International Criminal Justice Day
International Criminal Justice Day is celebrated on 17 July. On that day 23 years ago, the Rome Statute, one of the core pillars of international criminal justice, was adopted.
The negotiation conference in Rome set a historic milestone in the development of international criminal justice. The Rome Statute adopted is the legal basis for the subsequent establishment of the International Criminal Court on 1 July 2002, when the conditions for entry into force of the Rome Statute were satisfied after a sufficient number of ratifications had been achieved. Today, 123 states from all regions of the world are party to the Rome Statute.
The International Criminal Court is the first permanent court for crimes of genocide, crimes against humanity and war crimes, and, since 2018, for the crime of aggression.
Slovenia was among the first countries to ratify the Rome Statute and subsequently its amendment, which extended the jurisdiction of the International Criminal Court to criminal acts of aggression. Slovenia is one of the foremost supporters of the fight against impunity for the most serious crimes and has been actively contributing to the development of international law and the strengthening of international justice.
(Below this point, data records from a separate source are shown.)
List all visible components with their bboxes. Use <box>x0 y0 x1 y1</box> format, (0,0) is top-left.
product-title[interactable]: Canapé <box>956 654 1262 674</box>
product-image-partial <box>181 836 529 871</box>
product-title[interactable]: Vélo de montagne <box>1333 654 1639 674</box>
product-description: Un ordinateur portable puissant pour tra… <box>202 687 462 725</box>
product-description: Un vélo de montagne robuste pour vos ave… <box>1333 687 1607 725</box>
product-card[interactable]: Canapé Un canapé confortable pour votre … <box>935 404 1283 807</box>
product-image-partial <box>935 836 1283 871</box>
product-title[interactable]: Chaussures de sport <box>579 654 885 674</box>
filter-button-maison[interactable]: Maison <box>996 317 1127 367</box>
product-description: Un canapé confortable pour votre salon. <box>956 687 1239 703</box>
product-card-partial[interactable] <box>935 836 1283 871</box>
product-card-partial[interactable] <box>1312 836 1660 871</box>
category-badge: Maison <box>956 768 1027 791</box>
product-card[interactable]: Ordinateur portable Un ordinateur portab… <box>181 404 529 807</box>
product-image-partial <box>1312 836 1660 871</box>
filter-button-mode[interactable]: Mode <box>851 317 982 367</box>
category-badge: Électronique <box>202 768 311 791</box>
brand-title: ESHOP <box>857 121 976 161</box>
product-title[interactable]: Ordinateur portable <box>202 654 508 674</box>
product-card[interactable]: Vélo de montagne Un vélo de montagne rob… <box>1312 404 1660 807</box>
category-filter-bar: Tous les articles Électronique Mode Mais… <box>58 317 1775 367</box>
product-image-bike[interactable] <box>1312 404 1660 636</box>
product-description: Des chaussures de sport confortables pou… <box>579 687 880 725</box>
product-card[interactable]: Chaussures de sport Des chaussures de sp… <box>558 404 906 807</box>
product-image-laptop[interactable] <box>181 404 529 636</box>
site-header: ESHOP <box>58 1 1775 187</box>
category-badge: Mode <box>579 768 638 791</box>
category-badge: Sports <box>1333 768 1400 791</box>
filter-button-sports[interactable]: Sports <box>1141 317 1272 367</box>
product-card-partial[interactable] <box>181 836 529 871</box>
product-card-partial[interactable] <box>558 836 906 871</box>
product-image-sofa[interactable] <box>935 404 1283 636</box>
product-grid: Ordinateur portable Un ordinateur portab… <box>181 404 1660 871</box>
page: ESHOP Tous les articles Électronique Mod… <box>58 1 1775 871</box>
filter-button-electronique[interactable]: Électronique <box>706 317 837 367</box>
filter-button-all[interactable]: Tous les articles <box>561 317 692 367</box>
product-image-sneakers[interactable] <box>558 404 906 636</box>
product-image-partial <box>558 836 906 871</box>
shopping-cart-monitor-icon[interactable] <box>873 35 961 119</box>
In its 19 years of operation, the court has faced numerous challenges. In order to increase the effectiveness of the Court and the entire system of the Rome Statute, a comprehensive independent expert review of operations was carried out last year and a mechanism to support the implementation of recommendations was established. The strong support of contracting parties for the independence, impartiality and integrity of the proceedings of the Court and respect for the principles and values of the Rome Statute are of the utmost importance. In the future, the Court will also face modern challenges, such as criminal liability in relation to environmental damage.
The Court of Justice prosecutes international offenders when national courts are unable or unwilling to do so. It is the last bulwark against the impunity of the perpetrators of atrocities and a means of protecting victims’ rights. Slovenia calls on states to cooperate with the Court with a view to attaining the common objective of combating impunity. The Court is an important factor in the process of achieving reconciliation, building confidence in conflict zones and maintaining international peace and security. Past atrocities remain in the collective memory of humanity and the protection of human rights is a prerequisite for preventing such atrocities in the future.